Copper mine stark window into colonial history
By SHELLEY K. WONG
By SHELLEY K. WONG
EAST GRANBY, Conn. — Entering the mine at Old New-Gate Prison & Copper Mine is like being hit with a burst of air conditioning.
A staircase leads to a tunnel more than 30 feet below the earth's surface and winds its way through the darkness, where the air is a constant, chilly 52 degrees.
"Cool, what's over there?" said 8-year-old Elijah Baker, his sandals slapping the wet basalt, where moisture seeps down from the ground above and slithers along the rocks.
The tunnels seem to go on forever in what is considered the birthplace of the American copper industry. Old New-Gate Prison & Copper Mine offers a glimpse into a colonial-era industrial wonder, carved out long before there was dynamite, big drills or open pits.
About 30 minutes north of Hartford, Connecticut's capital city, it's not only the nation's first chartered copper mine but also the country's first state prison, a place that once housed criminals and British loyalists during the Revolutionary War.
COPPER FOR CANNONS
Even its history as a tourist attraction is more than a century old. It was opened to curious visitors in the mid-1860s. Today it is a national historic landmark.
The mine, established in the early 1700s, consists of about two miles of tunnels, said Lance Kozikowski, the site supervisor. Much of the copper excavated from the site was moved along the Connecticut River and up to Boston, where it was shipped to refineries in England. The red metal was used for many items during that period, from coins to cooking utensils to cannon barrels. Today, copper is used in everything from the electrical wiring in homes to car motors.
The mine in East Granby didn't generate enough profit and was shut down around 1770 after nearly 70 years of excavation. But as the mine was going under, copper mines began cropping up across the country. Eventually, much larger copper deposits were found in states such as Arizona, Utah, New Mexico and Michigan.
"By the time you hit the mid-1800s, all the activity was focused on the Midwest," said Ken Geremia, communications coordinator for the Copper Development Association. "It was a far more efficient and cost-effective area to excavate and mine the copper."
MINE BECOMES PRISON
Geremia estimates about 100 small copper mines and dozens of larger ones operate around the country, making the United States the second-leading producer of copper behind Chile.
Down in the tunnels, remnants of copper ore are everywhere.
"Oh, there's copper on the ground right there," said 9-year-old Joshua Baker, pointing out the greenish tinge in a rock to his cousins Elijah and 7-year-old Isaac, who live in Farmington.
The three bent down to look.
Their grandmother, 59-year-old Jan Baker, walked behind, following the racing echoes of their voices through the tunnels.
"Helloooo," Isaac shouted.

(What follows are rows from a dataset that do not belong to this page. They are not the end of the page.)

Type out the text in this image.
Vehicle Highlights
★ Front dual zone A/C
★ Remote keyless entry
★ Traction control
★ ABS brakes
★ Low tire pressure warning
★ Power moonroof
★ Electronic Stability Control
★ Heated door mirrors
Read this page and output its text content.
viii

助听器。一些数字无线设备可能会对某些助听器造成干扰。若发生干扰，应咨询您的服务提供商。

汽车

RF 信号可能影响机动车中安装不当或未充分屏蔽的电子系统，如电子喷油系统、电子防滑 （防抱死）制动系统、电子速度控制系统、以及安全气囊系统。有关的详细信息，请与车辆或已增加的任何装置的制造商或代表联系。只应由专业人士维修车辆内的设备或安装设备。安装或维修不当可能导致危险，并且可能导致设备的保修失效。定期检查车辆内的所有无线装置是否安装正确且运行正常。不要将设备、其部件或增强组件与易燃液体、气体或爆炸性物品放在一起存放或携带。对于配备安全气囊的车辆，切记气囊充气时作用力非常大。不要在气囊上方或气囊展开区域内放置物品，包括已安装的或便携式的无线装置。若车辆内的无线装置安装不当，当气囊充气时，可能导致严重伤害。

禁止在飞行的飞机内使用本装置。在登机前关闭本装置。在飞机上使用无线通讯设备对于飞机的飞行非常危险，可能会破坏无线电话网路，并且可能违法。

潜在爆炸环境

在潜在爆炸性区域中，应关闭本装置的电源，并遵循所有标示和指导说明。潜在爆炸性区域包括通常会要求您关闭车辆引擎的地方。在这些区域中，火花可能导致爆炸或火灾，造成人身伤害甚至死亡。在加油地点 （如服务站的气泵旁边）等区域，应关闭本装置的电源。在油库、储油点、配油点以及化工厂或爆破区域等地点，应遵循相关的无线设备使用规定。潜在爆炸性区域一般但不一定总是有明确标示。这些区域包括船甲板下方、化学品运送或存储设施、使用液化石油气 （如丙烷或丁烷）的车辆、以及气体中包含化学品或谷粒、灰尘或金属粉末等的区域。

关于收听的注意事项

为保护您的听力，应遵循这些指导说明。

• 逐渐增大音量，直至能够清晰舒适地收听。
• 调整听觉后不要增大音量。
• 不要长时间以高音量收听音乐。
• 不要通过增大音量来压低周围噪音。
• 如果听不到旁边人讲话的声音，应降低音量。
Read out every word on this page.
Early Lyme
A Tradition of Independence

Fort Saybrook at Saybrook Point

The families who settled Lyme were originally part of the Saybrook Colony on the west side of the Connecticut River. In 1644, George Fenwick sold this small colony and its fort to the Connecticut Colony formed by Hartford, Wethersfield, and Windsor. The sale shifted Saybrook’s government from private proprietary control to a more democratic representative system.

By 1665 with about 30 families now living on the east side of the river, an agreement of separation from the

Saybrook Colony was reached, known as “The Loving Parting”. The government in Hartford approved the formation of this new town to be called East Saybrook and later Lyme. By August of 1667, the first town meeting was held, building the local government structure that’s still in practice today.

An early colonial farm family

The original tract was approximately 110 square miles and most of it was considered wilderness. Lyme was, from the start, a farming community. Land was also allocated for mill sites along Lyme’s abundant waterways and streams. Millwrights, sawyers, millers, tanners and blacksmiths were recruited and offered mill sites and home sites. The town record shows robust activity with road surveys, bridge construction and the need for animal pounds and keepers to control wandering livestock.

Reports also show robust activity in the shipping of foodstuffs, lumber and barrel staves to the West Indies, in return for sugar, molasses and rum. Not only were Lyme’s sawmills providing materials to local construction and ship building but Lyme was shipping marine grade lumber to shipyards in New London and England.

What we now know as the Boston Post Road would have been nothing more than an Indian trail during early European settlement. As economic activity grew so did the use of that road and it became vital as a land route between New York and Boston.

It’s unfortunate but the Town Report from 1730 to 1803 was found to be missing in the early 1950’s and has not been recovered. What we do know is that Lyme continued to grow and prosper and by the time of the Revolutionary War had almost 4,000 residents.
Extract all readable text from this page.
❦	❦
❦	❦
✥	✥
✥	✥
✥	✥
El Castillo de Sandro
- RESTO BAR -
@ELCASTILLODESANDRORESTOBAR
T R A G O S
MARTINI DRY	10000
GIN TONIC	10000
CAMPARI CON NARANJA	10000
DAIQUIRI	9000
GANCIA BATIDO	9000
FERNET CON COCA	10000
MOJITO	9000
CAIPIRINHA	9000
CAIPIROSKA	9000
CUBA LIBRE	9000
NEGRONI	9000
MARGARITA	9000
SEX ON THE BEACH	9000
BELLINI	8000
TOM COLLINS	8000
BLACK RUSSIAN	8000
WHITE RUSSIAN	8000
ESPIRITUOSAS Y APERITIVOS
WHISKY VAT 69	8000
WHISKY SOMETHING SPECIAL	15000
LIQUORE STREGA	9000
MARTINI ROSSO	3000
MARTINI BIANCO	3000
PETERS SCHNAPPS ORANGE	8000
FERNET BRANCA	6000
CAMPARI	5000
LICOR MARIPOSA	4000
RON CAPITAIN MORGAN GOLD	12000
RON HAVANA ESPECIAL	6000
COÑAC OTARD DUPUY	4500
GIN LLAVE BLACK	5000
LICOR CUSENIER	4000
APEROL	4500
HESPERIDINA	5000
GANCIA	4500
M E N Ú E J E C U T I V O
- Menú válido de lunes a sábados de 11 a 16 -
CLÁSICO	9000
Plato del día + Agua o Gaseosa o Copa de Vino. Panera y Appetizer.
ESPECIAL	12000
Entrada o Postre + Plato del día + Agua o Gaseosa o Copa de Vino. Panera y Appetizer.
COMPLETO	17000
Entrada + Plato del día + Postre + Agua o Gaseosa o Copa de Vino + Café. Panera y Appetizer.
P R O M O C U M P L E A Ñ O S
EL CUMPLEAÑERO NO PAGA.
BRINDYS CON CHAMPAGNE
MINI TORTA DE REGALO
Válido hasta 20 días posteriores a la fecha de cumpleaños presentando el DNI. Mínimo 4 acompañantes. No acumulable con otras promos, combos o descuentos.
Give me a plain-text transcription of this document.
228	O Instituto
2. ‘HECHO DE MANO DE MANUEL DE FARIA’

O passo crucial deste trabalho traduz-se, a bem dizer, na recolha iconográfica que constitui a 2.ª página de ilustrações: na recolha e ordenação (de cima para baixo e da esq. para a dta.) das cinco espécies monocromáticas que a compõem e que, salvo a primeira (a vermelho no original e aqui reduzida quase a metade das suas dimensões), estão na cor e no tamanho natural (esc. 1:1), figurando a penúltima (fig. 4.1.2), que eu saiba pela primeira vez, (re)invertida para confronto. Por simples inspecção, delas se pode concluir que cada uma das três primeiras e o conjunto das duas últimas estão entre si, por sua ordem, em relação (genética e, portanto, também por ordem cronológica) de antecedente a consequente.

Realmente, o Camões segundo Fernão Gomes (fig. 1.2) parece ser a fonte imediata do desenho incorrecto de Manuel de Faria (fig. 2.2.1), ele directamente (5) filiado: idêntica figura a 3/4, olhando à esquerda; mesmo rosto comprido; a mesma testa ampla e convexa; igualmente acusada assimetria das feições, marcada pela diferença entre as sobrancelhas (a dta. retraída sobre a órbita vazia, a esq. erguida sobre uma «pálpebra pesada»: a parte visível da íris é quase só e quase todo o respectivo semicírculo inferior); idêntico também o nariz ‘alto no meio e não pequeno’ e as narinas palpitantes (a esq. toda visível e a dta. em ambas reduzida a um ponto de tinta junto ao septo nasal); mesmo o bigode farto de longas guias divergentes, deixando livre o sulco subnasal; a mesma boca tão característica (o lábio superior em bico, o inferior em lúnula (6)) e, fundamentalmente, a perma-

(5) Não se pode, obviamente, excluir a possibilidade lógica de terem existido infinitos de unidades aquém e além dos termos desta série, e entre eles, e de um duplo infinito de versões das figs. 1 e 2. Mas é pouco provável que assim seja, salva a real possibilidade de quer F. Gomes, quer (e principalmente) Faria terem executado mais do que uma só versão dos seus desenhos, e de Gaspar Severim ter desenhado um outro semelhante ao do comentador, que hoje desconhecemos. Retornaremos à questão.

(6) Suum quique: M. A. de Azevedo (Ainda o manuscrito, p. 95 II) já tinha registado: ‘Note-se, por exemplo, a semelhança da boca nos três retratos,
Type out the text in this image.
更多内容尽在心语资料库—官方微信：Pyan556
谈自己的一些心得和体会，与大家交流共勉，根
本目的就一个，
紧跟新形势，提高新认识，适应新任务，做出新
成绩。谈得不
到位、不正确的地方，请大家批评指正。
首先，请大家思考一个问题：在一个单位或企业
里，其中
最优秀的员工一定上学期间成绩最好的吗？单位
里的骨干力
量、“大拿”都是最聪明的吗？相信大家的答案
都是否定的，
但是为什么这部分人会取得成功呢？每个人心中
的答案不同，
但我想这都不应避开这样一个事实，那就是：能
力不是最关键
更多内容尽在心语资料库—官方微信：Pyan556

He stopped to look up a 45-foot hole, part of a well that provided water to the inmates. The well, now filled with gravel, harkens back to the second use of the mine as a prison. The prison well once claimed the life of an inmate, Abel Starkey, who tried to escape with a rope thrown down by a prison guard who had been bribed, Kozikowski said. The rope snapped and Starkey fell to his death.
There were many attempted escapes in the nearly 50-year history of the prison. When it opened in 1773, John Hinson became the first to enter New-Gate and the first to escape. With the help of a conspirator, the convicted burglar climbed a 70-foot shaft to find his way out after just 18 days. In the early days of the prison, miners, not guards, were in charge of the prisoners.
"It was a good idea but unfortunately, like most criminals, they're going to want to get a way out, and these miners were not guards, they were not armed and, as a result, the prisoners would bang them over the head with a shovel and try to escape," Kozikowski said.
As criminal activity increased in the colonies, the need for a place to incarcerate criminals grew, Kozikowski said. At the time, the mine seemed ideal. It was isolated and the prisoners could sleep there and also generate income by working the mines. But by the turn of the century, copper mining had ceased to be fruitful and the prison turned to making nails that were sold to the general public, Kozikowski said. Inmates also produced whiskey barrels for a distiller down the road, fashioned wagon wheels as farming in the area burgeoned, and made shoes.
SEEING EARLY HISTORY
At any given time, there were 90 to 100 inmates at the prison, Kozikowski said.
By 1800, the prison had built its first cell block above ground in an effort to provide more humane living conditions.
In 1827, the prisoners were transferred to the newly constructed Wethersfield State Prison, a larger prison closer to the capital.
"Why do people come?" Kozikowski said. "They don't come to see a pile of rock in ruin. Some people are students of history and penology, and they want to know about the early prisons and how they came about and how the prisoners were treated, but the vast majority of people, the first place they head to are the copper mines.
"It's unique," he added. "Where else in New England can you visit a copper mine underground? Nowhere. This is it."